Ushna Shah has something to say to haters criticising the colour of her hands
It's 2022 and we still can't let go of our problematic obsession with white skin. Where's the evidence you ask? It's in the comment section underneath actor Ushna Shah's recent Instagram post.
The Parizaad actor shared multiple pictures from her trip to Austria, including one of her hand holding an ice cream cone. "I got to see some European history. They got to see a brown person," Shah wrote in the caption. Unfortunately not everyone shared her pride in the comment section.
Some users posted unkind comments about the colour of Shah's hands, calling them "dark" and in need of alteration. Others asked the actor to use makeup or a filter to whiten her hands.
"Everything else is fine ma'am but maybe you forgot to apply a filter on the picture with the cone, your hand looks lovely," an Instagram user said mockingly.
"Sister, you should apply makeup on your hands too, they're very dark," said another user.
The actor didn't take long to respond to the hate. She owned her brown skin with pride, calling users out for clinging to Eurocentric ideals of beauty. She reposted the ice cream cone photograph on her Instagram Story and pointed out why her "tanned hands" appear as they do.
Shah said, "The amount of nonsense comments from my fellow brown-skinned Pakistanis about the colour of my hands in this picture. I drive, I walk in the sun, I am tanned. I am a BROWN PERSON."
"My beautiful brown skin tanned hands look amazing with my pink nails why would I hide or filter [th]em?" she went on, asking users to move on from their colonial past. "Leave the servitude of the British, it's been a long time to 1947."

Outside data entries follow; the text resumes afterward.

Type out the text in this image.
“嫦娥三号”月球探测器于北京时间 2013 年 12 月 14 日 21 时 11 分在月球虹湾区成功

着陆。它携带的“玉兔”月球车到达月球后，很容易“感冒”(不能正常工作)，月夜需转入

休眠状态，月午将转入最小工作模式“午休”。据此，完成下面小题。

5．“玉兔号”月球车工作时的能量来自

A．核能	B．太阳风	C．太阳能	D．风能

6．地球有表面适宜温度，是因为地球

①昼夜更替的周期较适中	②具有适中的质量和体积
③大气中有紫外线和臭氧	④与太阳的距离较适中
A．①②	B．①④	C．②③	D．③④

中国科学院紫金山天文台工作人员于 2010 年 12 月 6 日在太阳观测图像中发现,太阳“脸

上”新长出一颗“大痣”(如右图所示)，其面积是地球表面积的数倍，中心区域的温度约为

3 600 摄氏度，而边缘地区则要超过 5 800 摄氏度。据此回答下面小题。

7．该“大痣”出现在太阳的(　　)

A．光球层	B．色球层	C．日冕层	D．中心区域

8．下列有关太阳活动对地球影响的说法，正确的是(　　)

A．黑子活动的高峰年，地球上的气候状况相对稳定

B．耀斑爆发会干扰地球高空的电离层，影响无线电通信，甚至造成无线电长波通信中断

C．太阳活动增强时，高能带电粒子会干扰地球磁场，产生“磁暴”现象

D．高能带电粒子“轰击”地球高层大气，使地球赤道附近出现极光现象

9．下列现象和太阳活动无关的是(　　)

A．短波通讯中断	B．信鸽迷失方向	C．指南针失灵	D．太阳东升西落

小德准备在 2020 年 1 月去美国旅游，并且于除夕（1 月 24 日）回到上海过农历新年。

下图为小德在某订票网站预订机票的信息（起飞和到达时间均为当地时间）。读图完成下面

Shah hasn't been the celebrity who has voiced pride in their skin tone. In 2019, actor Mushk Kaleem posted on Instagram that she will not longer entertain clients who ask her to 'whiten up' for shoots. "No, I'm not a pearlescent white-skinned girl, I'm dusky and bronze. To all the clients who book me for shoots and then expect me to douse myself in lighter makeup to make me look 'acceptable for lawn', I'd rather you not book me at all," she wrote.
Kaleem added: "My skin colour defines me, it's who I am, so if you feel like you need to whiten me up so that I match the 'requirements of the brief, or the shoot' or 'because Lahoris have issues with dark models for summer lawn' or whatever, please don't consider me for your shoots."
It is good to see Shah and others stand up to haters and own their skin tone with pride. Beauty comes in all shapes, forms — and skin colour, contrary to what biased beauty standards will have you believe. It's time to start taking pride in our skin tones and stop belittling people because of how they look.